The reservoir is located east of the Columbia River and north of U.S. 90 roughly between Ellensburg and Moses Lake.
This might be a good spot to hit earlier in the season or again in October before the real cold sets in, because abundant aquatic vegetation and low water levels sometimes hamper fishing during the hottest months.
Evergreen is best fished with a boat, and there are launches at both ends. You’ll find coves, cliffs, islands and aquatic weeds as you look for muskies and other game fish.
This 1,100-acre lake is one of two tiger muskie hot spots in Spokane County.
There are lots of homes around the lake, most of which have private docks that can provide excellent muskie cover.
Large areas covered in lily pads and extensive sunken weed beds are other prime spots to seek them out.

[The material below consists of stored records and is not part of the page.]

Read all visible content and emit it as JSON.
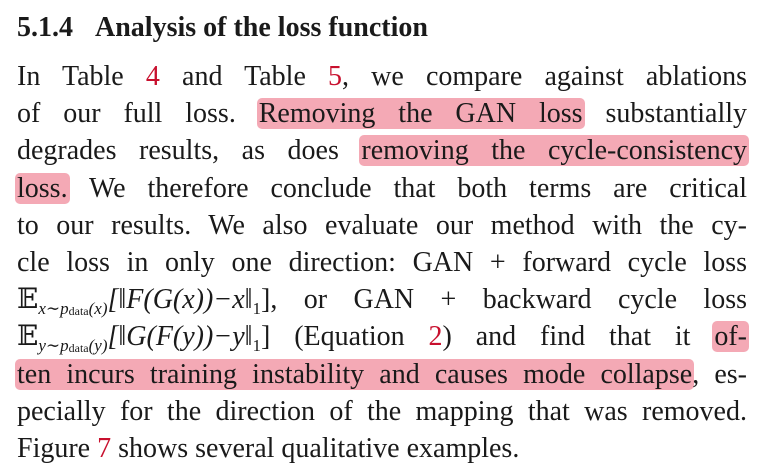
{
  "heading": {
    "number": "5.1.4",
    "title": "Analysis of the loss function"
  },
  "refs": {
    "table_a": "4",
    "table_b": "5",
    "equation": "2",
    "figure": "7"
  },
  "lines": {
    "l1_a": "In Table ",
    "l1_b": " and Table ",
    "l1_c": ", we compare against ablations",
    "l2_a": "of our full loss.",
    "l2_hl": "Removing the GAN loss",
    "l2_b": "substantially",
    "l3_a": "degrades results, as does",
    "l3_hl": "removing the cycle-consistency",
    "l4_hl": "loss.",
    "l4_b": "We therefore conclude that both terms are critical",
    "l5": "to our results. We also evaluate our method with the cy-",
    "l6": "cle loss in only one direction: GAN + forward cycle loss",
    "l7_b": ", or GAN + backward cycle loss",
    "l8_b": " (Equation ",
    "l8_c": ") and find that it",
    "l8_hl": "of-",
    "l9_hl": "ten incurs training instability and causes mode collapse",
    "l9_b": ", es-",
    "l10": "pecially for the direction of the mapping that was removed.",
    "l11_a": "Figure ",
    "l11_b": " shows several qualitative examples."
  },
  "math": {
    "E": "𝔼",
    "forward_sub_pre": "x∼p",
    "forward_sub_data": "data",
    "forward_sub_post": "(x)",
    "forward_body": "[‖F(G(x))−x‖",
    "backward_sub_pre": "y∼p",
    "backward_sub_data": "data",
    "backward_sub_post": "(y)",
    "backward_body": "[‖G(F(y))−y‖",
    "norm_sub": "1",
    "close": "]"
  },
  "colors": {
    "highlight": "#f4a9b5",
    "reference": "#c8102e",
    "text": "#1a1a1a"
  }
}
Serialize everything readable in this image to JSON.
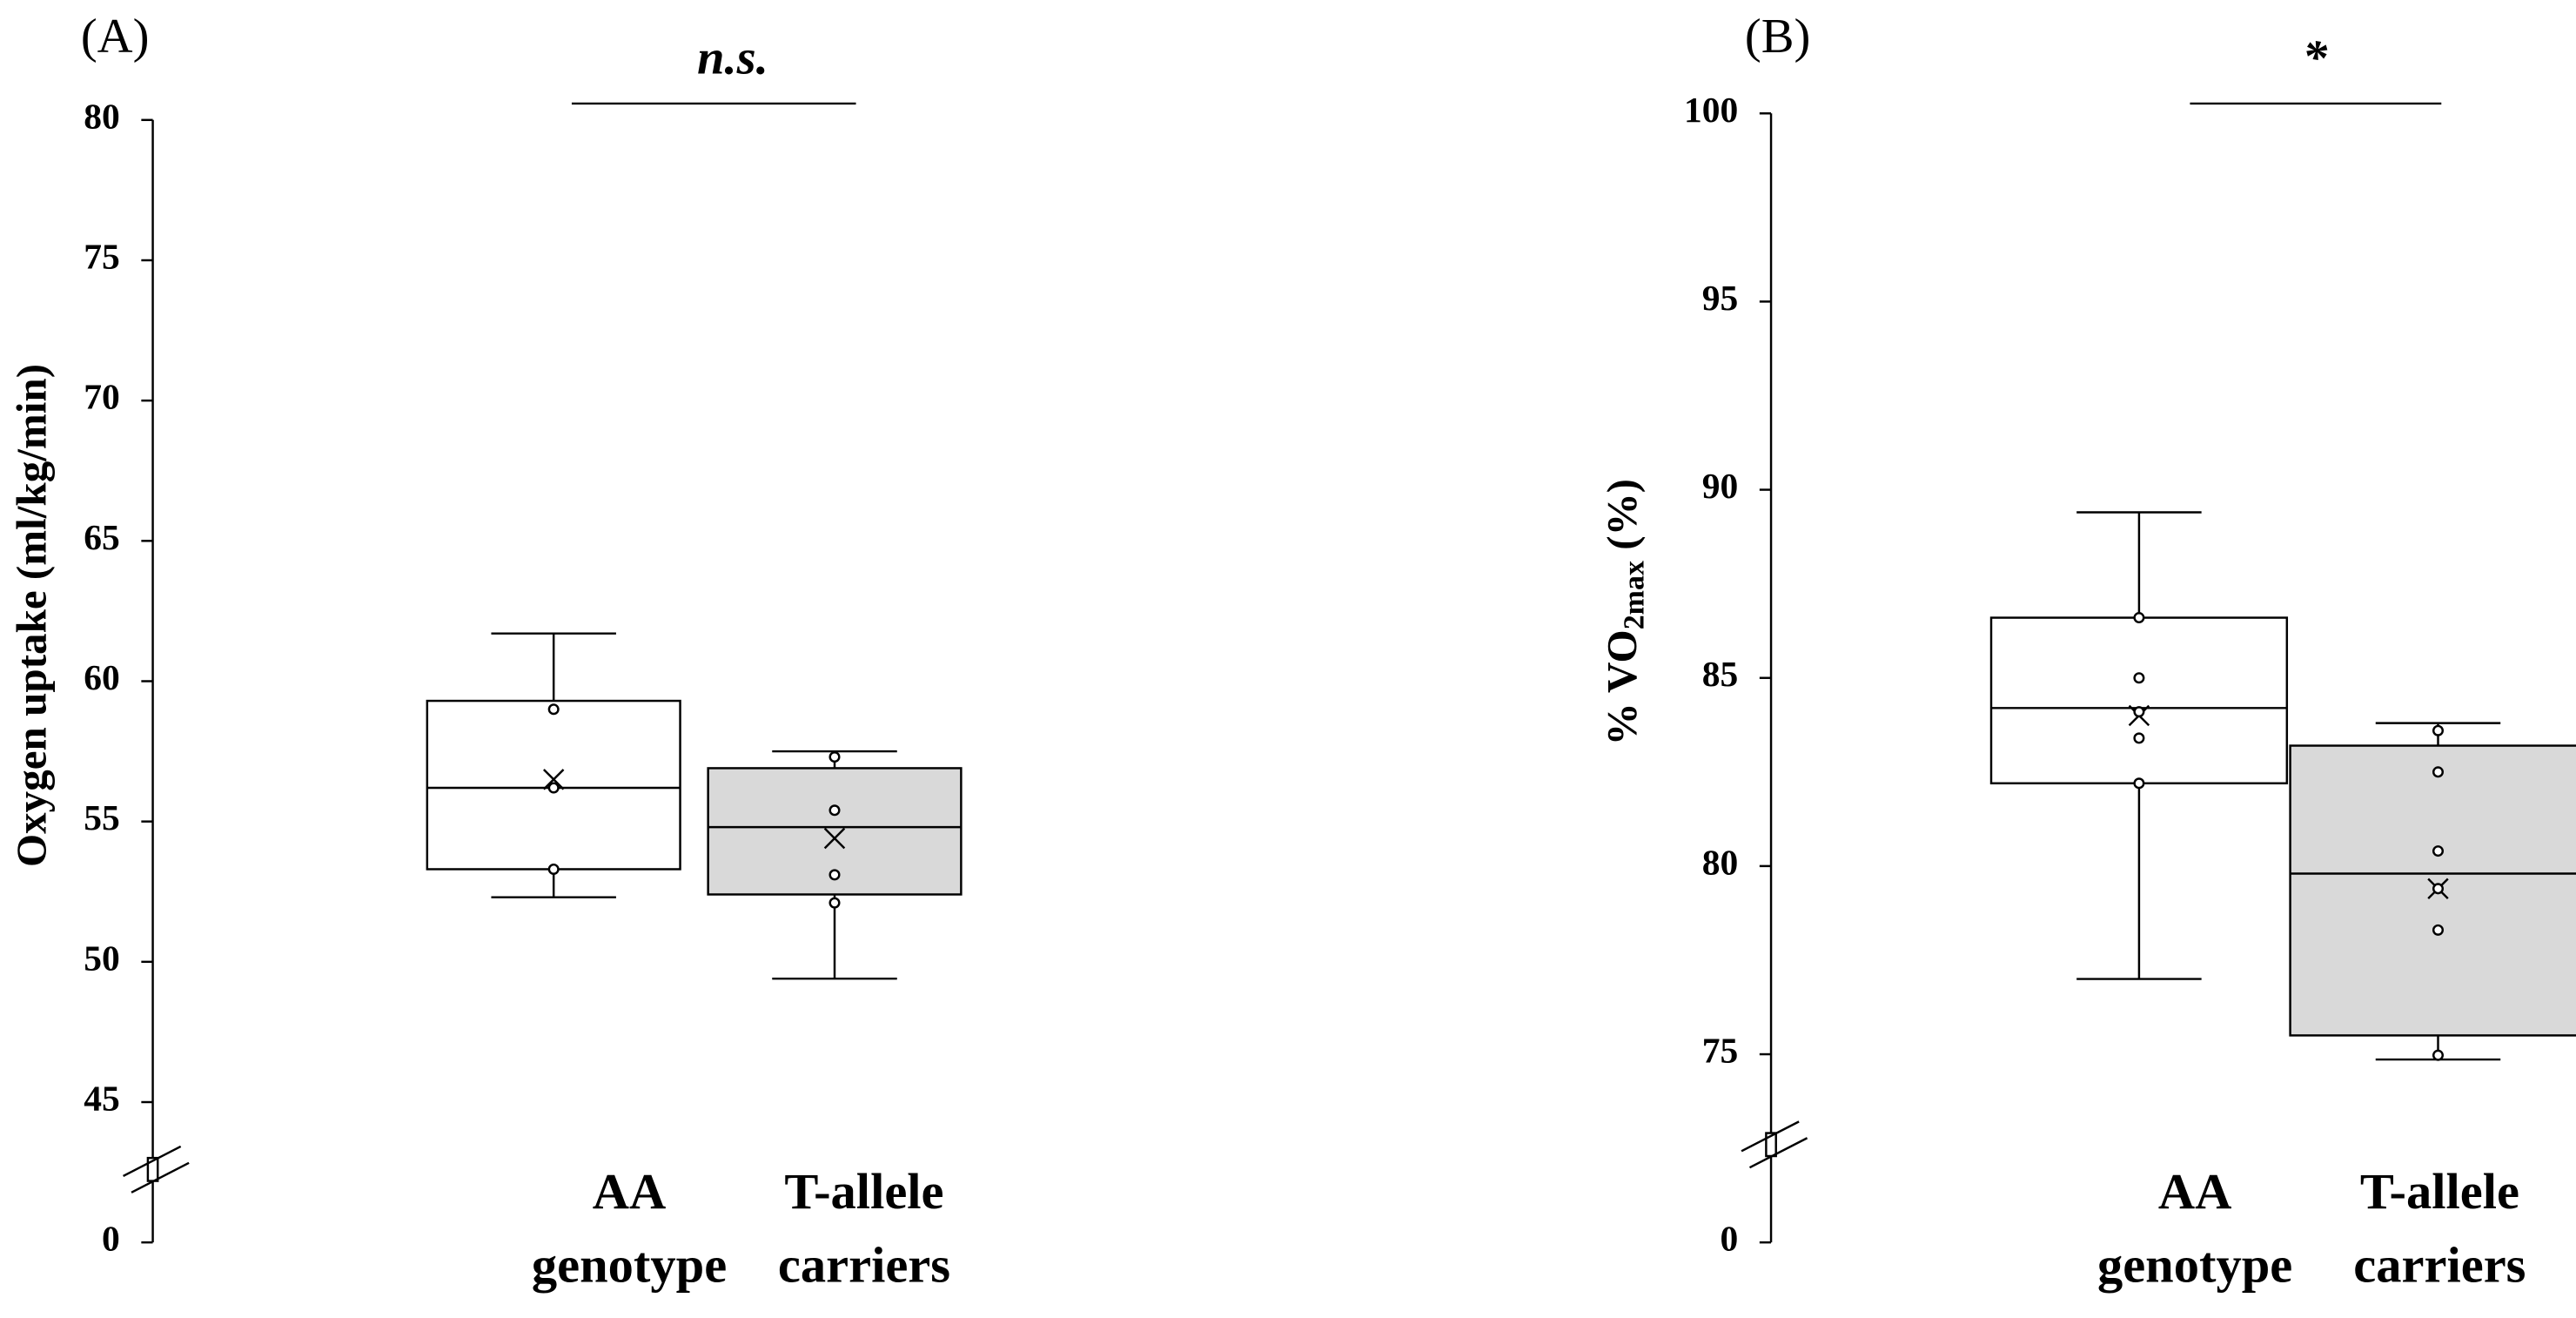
{
  "chart_data": [
    {
      "type": "box",
      "panel_label": "(A)",
      "significance": "n.s.",
      "ylabel": {
        "text": "Oxygen uptake (ml/kg/min)"
      },
      "ylim": [
        0,
        80
      ],
      "axis_break": [
        0,
        45
      ],
      "yticks": [
        0,
        45,
        50,
        55,
        60,
        65,
        70,
        75,
        80
      ],
      "categories": [
        [
          "AA",
          "genotype"
        ],
        [
          "T-allele",
          "carriers"
        ]
      ],
      "boxes": [
        {
          "color": "#ffffff",
          "min": 52.3,
          "q1": 53.3,
          "median": 56.2,
          "q3": 59.3,
          "max": 61.7,
          "mean": 56.5,
          "points": [
            59.0,
            56.2,
            53.3
          ]
        },
        {
          "color": "#d9d9d9",
          "min": 49.4,
          "q1": 52.4,
          "median": 54.8,
          "q3": 56.9,
          "max": 57.5,
          "mean": 54.4,
          "points": [
            57.3,
            55.4,
            53.1,
            52.1
          ]
        }
      ]
    },
    {
      "type": "box",
      "panel_label": "(B)",
      "significance": "*",
      "ylabel": {
        "text": "% VO",
        "sub": "2max",
        "after": " (%)"
      },
      "ylim": [
        0,
        100
      ],
      "axis_break": [
        0,
        75
      ],
      "yticks": [
        0,
        75,
        80,
        85,
        90,
        95,
        100
      ],
      "categories": [
        [
          "AA",
          "genotype"
        ],
        [
          "T-allele",
          "carriers"
        ]
      ],
      "boxes": [
        {
          "color": "#ffffff",
          "min": 77.0,
          "q1": 82.2,
          "median": 84.2,
          "q3": 86.6,
          "max": 89.4,
          "mean": 84.0,
          "points": [
            86.6,
            85.0,
            84.1,
            83.4,
            82.2
          ]
        },
        {
          "color": "#d9d9d9",
          "min": 72.9,
          "q1": 75.5,
          "median": 79.8,
          "q3": 83.2,
          "max": 83.8,
          "mean": 79.4,
          "points": [
            83.6,
            82.5,
            80.4,
            79.4,
            78.3,
            74.6
          ]
        }
      ]
    }
  ]
}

The lake also has a wide variety of fish including bass, panfish, catfish and even the occasional brook trout.
The muskies and most warm fish here bite best from mid-spring through the summer months.
Newman Lake is located within the McKenzie Conservation Area about a half hour northeast of Spokane, almost to the Idaho border.
Try looking for tiger muskies around aquatic weeds found throughout this 418-acre natural lake just east of the city of Medical Lake.
It’s in Spokane County, about 20 minutes southwest of the city of Spokane and just north of U.S. 90.
Fishing for the tiger muskies here often is best in the late spring and early summer.
There also is a large number of private docks that may provide additional muskie cover.
The lake also can be good for largemouth bass, bluegill, crappie and yellow perch, and some anglers have raved about its brown trout.
Note: The state previously has stocked tiger muskies in additional lakes, but the last plantings of these sterile fish were long enough ago that it is believed they no longer inhabit these waters.
The previously stocked waters include: Fazon Lake in Whatcom County, Green Lake in Seattle, and South Lewis County Pond on the west side, and Red Rock Reservoir in Grant County (south of Potholes Reservoir).